By Kendrah Villiesse

While on vacation in Florida three years ago, 10-year-old Ava Santos-Volpe stumbled upon a yellow parking meter that was dedicated to provide help to the homeless.

After Tracy Baim, Windy City Times publisher and executive director and LGBTQ advocate, visited her fifth grade class to discuss her work with youth homelessness, the discussion inspired Santos-Volpe to create her own art project to make a difference. 

As the daughter of two women, Santos-Volpe founded Ava’s Change4Youth program seven months later—a part of Pride Action Tank, a program that is part of the AIDS Foundation of Chicago—which decorates city-abandoned parking meters to raise awareness of youth homelessness and the LGBTQ community by re-purposing the meters to hold donations. The money raised will go to the AIDS Foundation of Chicago, according to Santos-Volpe. 

“Forty percent of homeless youths identify as [LGBTQ], and that was something that was really important to me,” Santos-Volpe, now 13, said. 

The first decorated meter was installed Oct. 11, at Women & Children First Bookstore, 5233 N. Clark St., during Andersonville Arts Week. The installation is movable to comply with city permits. 

David Oakes, who is on Andersonville’s Chamber of Commerce for business services, helped arrange the project’s display during Arts Week. He said homeless shelters house a large number of children, many of whom identify as LGBTQ. 

“There’s a lot of homelessness [within the LGBTQ community] because some come from homes that do not wish to have an LGBTQ child within the household, or [LGBTQ youth] feel like they’re misunderstood or need to get out of a really bad situation,” Oakes said. 

 Lynn Mooney, co-owner of Women & Children First Bookstore, said she wanted to help when she learned about Ava’s Change4Youth project at the Chicago Equality Rally over the summer, so she offered to have the first meter at her feminist business during Arts Week. 

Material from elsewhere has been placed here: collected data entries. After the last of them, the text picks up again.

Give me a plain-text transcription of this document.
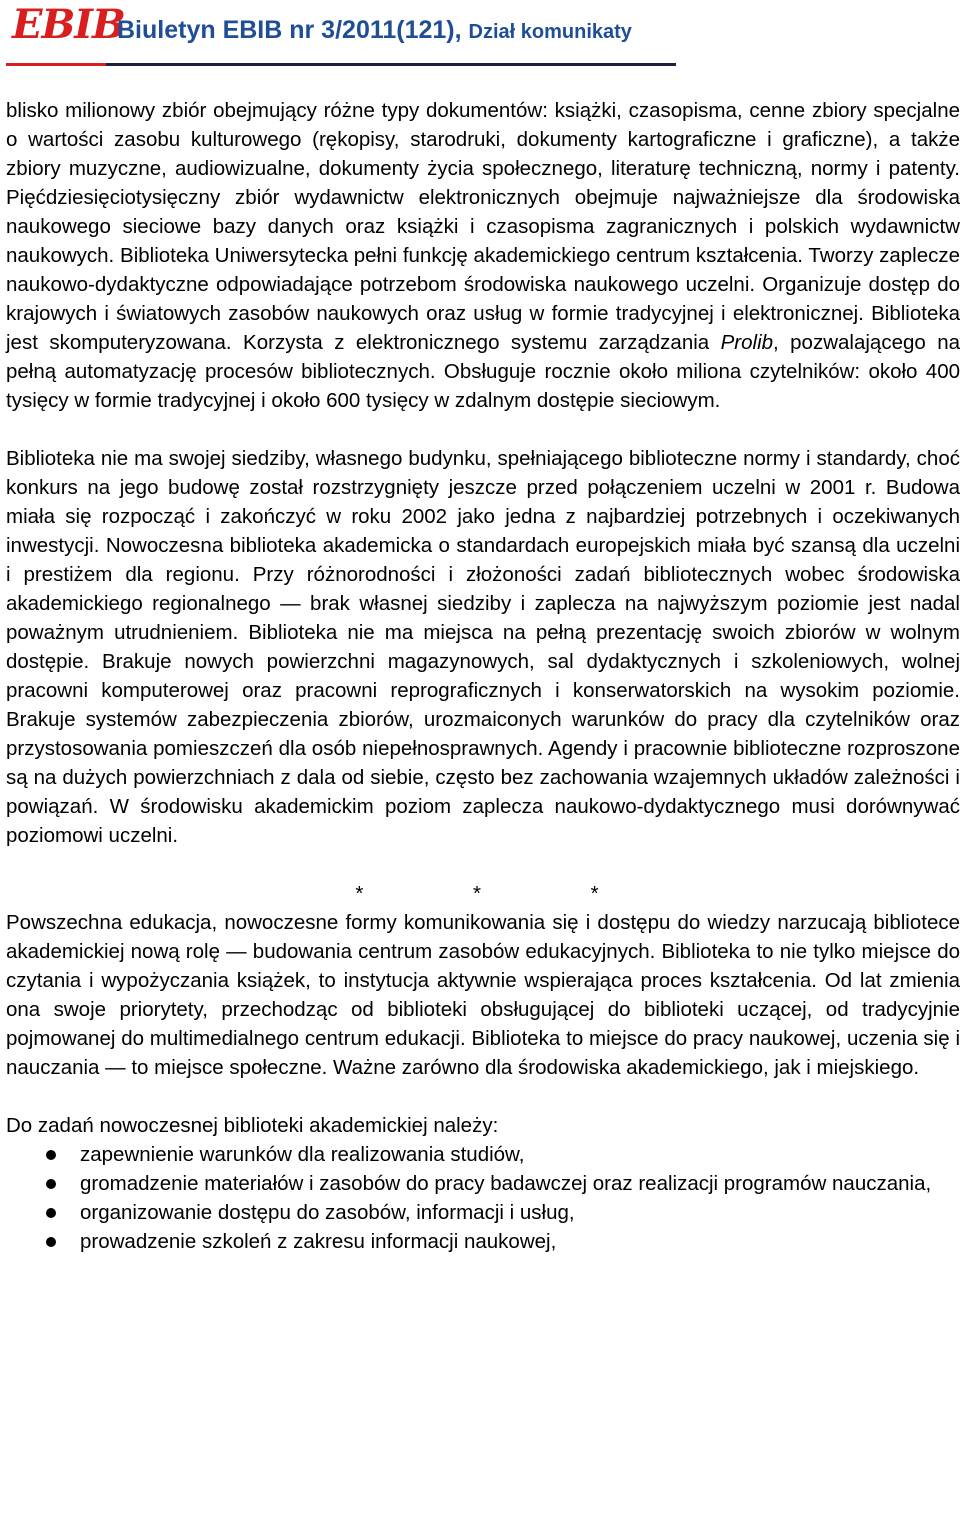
EBIB
Biuletyn EBIB nr 3/2011(121), Dział komunikaty

blisko milionowy zbiór obejmujący różne typy dokumentów: książki, czasopisma, cenne zbiory specjalne o wartości zasobu kulturowego (rękopisy, starodruki, dokumenty kartograficzne i graficzne), a także zbiory muzyczne, audiowizualne, dokumenty życia społecznego, literaturę techniczną, normy i patenty. Pięćdziesięciotysięczny zbiór wydawnictw elektronicznych obejmuje najważniejsze dla środowiska naukowego sieciowe bazy danych oraz książki i czasopisma zagranicznych i polskich wydawnictw naukowych. Biblioteka Uniwersytecka pełni funkcję akademickiego centrum kształcenia. Tworzy zaplecze naukowo-dydaktyczne odpowiadające potrzebom środowiska naukowego uczelni. Organizuje dostęp do krajowych i światowych zasobów naukowych oraz usług w formie tradycyjnej i elektronicznej. Biblioteka jest skomputeryzowana. Korzysta z elektronicznego systemu zarządzania Prolib, pozwalającego na pełną automatyzację procesów bibliotecznych. Obsługuje rocznie około miliona czytelników: około 400 tysięcy w formie tradycyjnej i około 600 tysięcy w zdalnym dostępie sieciowym.

Biblioteka nie ma swojej siedziby, własnego budynku, spełniającego biblioteczne normy i standardy, choć konkurs na jego budowę został rozstrzygnięty jeszcze przed połączeniem uczelni w 2001 r. Budowa miała się rozpocząć i zakończyć w roku 2002 jako jedna z najbardziej potrzebnych i oczekiwanych inwestycji. Nowoczesna biblioteka akademicka o standardach europejskich miała być szansą dla uczelni i prestiżem dla regionu. Przy różnorodności i złożoności zadań bibliotecznych wobec środowiska akademickiego regionalnego — brak własnej siedziby i zaplecza na najwyższym poziomie jest nadal poważnym utrudnieniem. Biblioteka nie ma miejsca na pełną prezentację swoich zbiorów w wolnym dostępie. Brakuje nowych powierzchni magazynowych, sal dydaktycznych i szkoleniowych, wolnej pracowni komputerowej oraz pracowni reprograficznych i konserwatorskich na wysokim poziomie. Brakuje systemów zabezpieczenia zbiorów, urozmaiconych warunków do pracy dla czytelników oraz przystosowania pomieszczeń dla osób niepełnosprawnych. Agendy i pracownie biblioteczne rozproszone są na dużych powierzchniach z dala od siebie, często bez zachowania wzajemnych układów zależności i powiązań. W środowisku akademickim poziom zaplecza naukowo-dydaktycznego musi dorównywać poziomowi uczelni.

* * *

Powszechna edukacja, nowoczesne formy komunikowania się i dostępu do wiedzy narzucają bibliotece akademickiej nową rolę — budowania centrum zasobów edukacyjnych. Biblioteka to nie tylko miejsce do czytania i wypożyczania książek, to instytucja aktywnie wspierająca proces kształcenia. Od lat zmienia ona swoje priorytety, przechodząc od biblioteki obsługującej do biblioteki uczącej, od tradycyjnie pojmowanej do multimedialnego centrum edukacji. Biblioteka to miejsce do pracy naukowej, uczenia się i nauczania — to miejsce społeczne. Ważne zarówno dla środowiska akademickiego, jak i miejskiego.

Do zadań nowoczesnej biblioteki akademickiej należy:

zapewnienie warunków dla realizowania studiów,
gromadzenie materiałów i zasobów do pracy badawczej oraz realizacji programów nauczania,
organizowanie dostępu do zasobów, informacji i usług,
prowadzenie szkoleń z zakresu informacji naukowej,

“We worry that some other fundamental problems in our society are just not getting attention right now,” Mooney said, noting her store is committed to local activism. “People think, ‘Oh, we’ve got gay marriage now; there has been so much progress. We don’t need to focus our attention on these communities anymore.’ The reality couldn’t be further from the truth.”

 The program also is launching a project for homelessness that creates small, house-shaped donation boxes decorated by young mothers and youth living in shelters. The boxes will be displayed in various businesses throughout the Chicago area, according to Theresa Volpe, one of Santos-Volpe’s mothers. 

 Volpe recalled when one of the young mothers at the shelters wanted to paint a night sky, train tracks leading into a room with a bed to represent her time as homeless and riding the train with her baby in the middle of the night with nowhere to go. Thanks to the shelter, the young mother and her child now have a place to call home. 

“We saw how this little activity helped her have this outlet and explain what this journey is like,” Volpe said. “A lot of them felt empowered to be working on a piece of art, so they could share their story.” 

Although there are similar donation methods nationwide, Ava’s Change4Youth is unique because it involves teens experiencing unstable housing situations and homelessness through the program and various donation projects, Volpe said.

 Santos-Volpe said she had observed activism and social justice issues throughout her life. One example she recalled was her moms being a part of the marriage equality case in Illinois, so she felt like she needed to do the project because it was important to not only her but also to her family. 

 “I really hope it not only helps the youth, but also raises awareness,” Santos-Volpe said, “so that not only is it changing their lives, but it’s also changing other people’s, and it’s making them more aware and more obligated to help.”